Looks like there is a current epidemic of fraud in college athletics:

10/26 – The News & Observer – Point of View: In college sports, academic fraud acceptable collateral damage – One of the co-authors of the opinion piece is a whistleblower from the university who co-authored a book on the systemic fraud at the University, which I mentioned earlier.

Article fills us in that the NCAA’s VP for enforcement said in January he was working on 20 major cases of fraud. There are apparently two major frauds that have surfaced since UNC got around to seriously investigating their internal debacle.

Article outlines what authors calls the major college athletic programs a hoax perpetrated on the student-atheletes who are fed into the multi-million dollar entertainment system for amusement of the fans. Authors assert academic fraud and loss of academic integrity is a trade-off that universities and fans are willing to make.

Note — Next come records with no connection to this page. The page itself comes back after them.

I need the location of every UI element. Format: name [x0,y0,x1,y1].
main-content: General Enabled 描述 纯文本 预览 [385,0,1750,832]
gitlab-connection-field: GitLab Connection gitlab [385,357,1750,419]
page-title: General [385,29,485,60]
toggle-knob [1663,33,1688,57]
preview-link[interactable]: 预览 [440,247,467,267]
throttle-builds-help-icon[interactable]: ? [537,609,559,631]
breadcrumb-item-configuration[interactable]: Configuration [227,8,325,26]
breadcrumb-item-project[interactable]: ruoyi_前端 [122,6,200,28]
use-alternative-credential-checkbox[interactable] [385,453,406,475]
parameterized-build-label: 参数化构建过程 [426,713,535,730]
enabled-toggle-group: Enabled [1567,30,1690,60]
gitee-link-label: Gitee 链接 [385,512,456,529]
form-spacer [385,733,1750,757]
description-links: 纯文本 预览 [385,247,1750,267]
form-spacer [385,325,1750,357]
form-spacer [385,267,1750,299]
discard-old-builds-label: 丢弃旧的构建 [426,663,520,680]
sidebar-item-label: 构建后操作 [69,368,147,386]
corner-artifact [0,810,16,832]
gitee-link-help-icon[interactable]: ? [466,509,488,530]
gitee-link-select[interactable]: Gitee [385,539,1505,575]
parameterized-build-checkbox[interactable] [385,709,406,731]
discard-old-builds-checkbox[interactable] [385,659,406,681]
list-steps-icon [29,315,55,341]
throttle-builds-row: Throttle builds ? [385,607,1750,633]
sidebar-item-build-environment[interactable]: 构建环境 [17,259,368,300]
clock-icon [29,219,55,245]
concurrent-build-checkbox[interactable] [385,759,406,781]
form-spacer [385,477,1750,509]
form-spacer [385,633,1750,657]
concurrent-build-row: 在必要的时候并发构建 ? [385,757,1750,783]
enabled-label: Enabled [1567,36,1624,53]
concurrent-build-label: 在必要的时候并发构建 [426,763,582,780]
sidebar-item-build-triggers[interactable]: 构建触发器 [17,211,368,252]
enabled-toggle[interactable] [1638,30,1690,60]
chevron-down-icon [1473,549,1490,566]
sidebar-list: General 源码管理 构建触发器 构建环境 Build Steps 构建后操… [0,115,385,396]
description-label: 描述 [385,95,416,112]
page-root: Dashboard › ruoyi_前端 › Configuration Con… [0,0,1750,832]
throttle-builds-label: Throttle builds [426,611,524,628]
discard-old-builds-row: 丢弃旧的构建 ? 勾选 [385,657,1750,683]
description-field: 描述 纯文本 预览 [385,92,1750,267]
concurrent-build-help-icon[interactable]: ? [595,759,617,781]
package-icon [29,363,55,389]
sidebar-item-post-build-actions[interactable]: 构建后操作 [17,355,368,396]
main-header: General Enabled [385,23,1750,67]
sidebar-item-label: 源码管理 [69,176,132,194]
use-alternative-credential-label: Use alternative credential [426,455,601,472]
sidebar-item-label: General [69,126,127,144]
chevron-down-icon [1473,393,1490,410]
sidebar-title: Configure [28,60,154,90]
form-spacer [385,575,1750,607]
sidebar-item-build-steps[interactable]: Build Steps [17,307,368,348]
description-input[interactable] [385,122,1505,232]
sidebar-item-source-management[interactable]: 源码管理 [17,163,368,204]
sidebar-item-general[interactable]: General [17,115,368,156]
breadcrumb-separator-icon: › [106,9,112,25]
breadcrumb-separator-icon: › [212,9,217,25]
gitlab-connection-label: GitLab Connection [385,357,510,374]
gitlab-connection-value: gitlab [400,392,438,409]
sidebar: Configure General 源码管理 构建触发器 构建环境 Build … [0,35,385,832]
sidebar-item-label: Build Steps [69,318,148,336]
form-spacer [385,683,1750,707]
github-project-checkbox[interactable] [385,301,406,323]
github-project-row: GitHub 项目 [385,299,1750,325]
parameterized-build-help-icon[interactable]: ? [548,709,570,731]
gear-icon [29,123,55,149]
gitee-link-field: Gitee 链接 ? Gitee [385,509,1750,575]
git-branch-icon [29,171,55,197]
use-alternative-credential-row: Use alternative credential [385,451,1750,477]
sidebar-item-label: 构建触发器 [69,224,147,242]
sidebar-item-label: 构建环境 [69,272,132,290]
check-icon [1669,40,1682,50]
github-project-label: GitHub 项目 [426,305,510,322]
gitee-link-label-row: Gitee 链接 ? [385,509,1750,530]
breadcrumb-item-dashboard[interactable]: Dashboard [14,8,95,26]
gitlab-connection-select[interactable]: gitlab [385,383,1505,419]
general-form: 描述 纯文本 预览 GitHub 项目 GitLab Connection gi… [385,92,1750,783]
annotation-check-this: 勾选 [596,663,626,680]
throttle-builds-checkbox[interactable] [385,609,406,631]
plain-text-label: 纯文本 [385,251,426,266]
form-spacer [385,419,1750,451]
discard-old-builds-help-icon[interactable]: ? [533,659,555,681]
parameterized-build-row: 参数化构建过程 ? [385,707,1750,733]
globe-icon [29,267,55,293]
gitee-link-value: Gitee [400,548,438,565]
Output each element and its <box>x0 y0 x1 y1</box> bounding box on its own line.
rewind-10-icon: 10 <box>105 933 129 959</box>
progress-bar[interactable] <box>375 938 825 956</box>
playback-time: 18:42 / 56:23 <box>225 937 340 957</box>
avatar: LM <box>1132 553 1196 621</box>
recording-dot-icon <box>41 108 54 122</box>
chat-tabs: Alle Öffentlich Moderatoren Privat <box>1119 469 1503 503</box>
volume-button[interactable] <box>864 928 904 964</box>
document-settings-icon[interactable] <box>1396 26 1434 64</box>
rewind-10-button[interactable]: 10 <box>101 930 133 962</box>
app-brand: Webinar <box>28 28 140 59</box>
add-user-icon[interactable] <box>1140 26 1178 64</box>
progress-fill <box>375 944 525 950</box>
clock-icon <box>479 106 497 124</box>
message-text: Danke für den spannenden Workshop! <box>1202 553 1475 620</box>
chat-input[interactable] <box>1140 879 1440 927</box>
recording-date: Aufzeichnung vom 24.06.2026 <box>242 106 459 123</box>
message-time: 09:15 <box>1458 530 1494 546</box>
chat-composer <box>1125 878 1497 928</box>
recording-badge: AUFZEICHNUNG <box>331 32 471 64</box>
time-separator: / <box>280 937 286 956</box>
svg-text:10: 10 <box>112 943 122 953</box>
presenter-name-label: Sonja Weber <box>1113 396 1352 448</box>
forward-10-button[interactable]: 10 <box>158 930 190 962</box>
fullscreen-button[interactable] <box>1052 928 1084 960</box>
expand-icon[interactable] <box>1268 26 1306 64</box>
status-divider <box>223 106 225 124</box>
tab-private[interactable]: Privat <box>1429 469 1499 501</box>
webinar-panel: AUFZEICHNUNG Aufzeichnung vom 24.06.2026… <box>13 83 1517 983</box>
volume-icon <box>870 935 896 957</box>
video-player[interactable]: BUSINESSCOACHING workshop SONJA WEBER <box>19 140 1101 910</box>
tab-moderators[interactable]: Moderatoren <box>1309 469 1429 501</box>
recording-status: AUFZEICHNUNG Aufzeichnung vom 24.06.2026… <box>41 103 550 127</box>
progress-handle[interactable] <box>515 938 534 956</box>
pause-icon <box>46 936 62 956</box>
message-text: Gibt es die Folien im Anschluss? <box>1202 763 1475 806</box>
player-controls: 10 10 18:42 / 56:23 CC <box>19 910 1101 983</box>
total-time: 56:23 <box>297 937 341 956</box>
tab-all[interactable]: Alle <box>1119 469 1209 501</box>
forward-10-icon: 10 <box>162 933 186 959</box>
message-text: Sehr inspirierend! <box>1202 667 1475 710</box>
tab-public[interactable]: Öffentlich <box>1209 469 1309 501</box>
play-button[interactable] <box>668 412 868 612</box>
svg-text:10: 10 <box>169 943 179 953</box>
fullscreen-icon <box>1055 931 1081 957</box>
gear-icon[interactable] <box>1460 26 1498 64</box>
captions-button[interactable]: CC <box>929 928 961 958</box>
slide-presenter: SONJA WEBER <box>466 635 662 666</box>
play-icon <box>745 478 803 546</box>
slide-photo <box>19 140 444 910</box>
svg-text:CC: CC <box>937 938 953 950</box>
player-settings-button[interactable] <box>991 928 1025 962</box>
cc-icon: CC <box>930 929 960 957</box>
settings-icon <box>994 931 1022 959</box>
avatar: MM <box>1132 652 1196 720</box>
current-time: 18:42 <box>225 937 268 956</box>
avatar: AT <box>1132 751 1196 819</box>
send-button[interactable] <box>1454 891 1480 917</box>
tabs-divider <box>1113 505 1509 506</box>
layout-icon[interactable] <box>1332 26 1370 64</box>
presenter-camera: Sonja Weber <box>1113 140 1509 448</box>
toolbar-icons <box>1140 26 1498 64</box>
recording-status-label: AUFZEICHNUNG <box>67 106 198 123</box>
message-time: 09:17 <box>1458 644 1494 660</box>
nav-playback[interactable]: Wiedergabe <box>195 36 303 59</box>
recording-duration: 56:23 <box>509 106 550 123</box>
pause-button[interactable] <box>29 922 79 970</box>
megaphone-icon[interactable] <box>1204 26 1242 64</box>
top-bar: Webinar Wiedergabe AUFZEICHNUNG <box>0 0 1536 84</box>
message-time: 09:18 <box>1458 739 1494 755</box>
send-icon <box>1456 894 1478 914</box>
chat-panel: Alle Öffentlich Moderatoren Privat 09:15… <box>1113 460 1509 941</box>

6/22/15 – Conquest Chronicles – The University of North Carolina-Chapel Hill scandal – Article surveys some of the most serious athletic scandals in the last 25 years. If proportionality has any value in the NCAA punishment system, which is a large if, punishment for the academic and athletic fraud at UNC will involve capital punishment for the football program or something close to it.

Number of forfeited scholarships would be in the 30 or 60 range along with voiding the 2005 championship based on my rough comparison to prior disciplinary actions.

Full disclosure: A long, long time ago I attended and graduated from the University of Maryland, College Park campus.  As I vaguely recall, that is supposed to give me a life-long rivalry to UNC, what with the tobacco road referees that dominated the ACC games at the time, the four-corner defense to run out the clock, and all that. (At least that’s what everyone was saying back then, so I guess it must be true.)